Background & Objectives: Hearing is perhaps the most important sense in human beings without which communication with the environment would greatly diminish. Chronic perforation of tympanic membrane, ossicular erosion and tympanosclerosis are major causes of hearing diorders. Nevertheless, a conducting hearing loss is the commonest complication of chronic otitis media. Cholesteatoma which is the most dangerous complication of chronic otitis media is treated by surgery. Tympanosclerosis is also one of the most important complications of chronic otitis media, which leads to conductive hearing loss through ossicular fixation. This study is an attempt to determine the effect of different kinds of chronic otitis media on the hearing of the patients.
Methods: In this survey, 440 patients with chronic otitis media, who were surgically treated in the department of otolaryngology between 1998-1999, were studied in terms of various pathology of middle ear and the resultant level of hearing impairment.
Results: 37 patients (8.4%) were involved bilaterally with otitis media. The number of operations on the left ear was 10% more than those on the right. The most common pathology recognized in examination was nonprulant perforation of tympanic membrane in 179 cases (40.7%) and the most common pathology recognized in surgery was cholesteatoma in 140 cases (30.2%).
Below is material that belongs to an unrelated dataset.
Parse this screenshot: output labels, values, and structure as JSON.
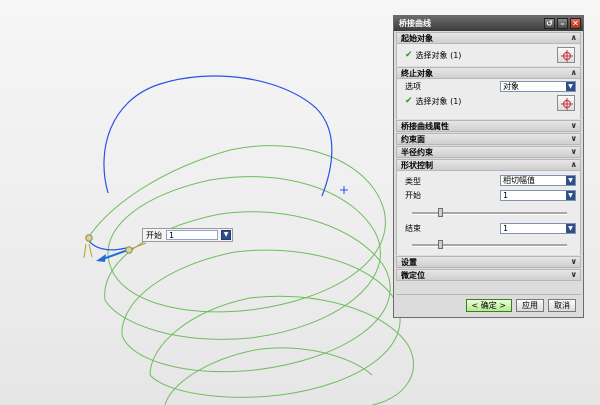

From 440 patients, 430 cases had conductive hearing loss and 92 cases (20.9%) had sensorineural hearing loss. Cholesteatoma of middle ear caused the highest proportion of conductive hearing loss and majority of the cases with sensorineural hearing loss (about 30%) whereas tympanosclerosis caused the most severe sensorineural hearing losses.
Conclusion: The findings indicated that cholesteatoma and tympanosclerosis were the most common causes of both conductive and sensorineural hearing loss with tympanosclerosis as the cause of the most severe sensorineural hearing loss. However granulation tissue is the most common histopathology in patients with chronic otitis media at references and papers.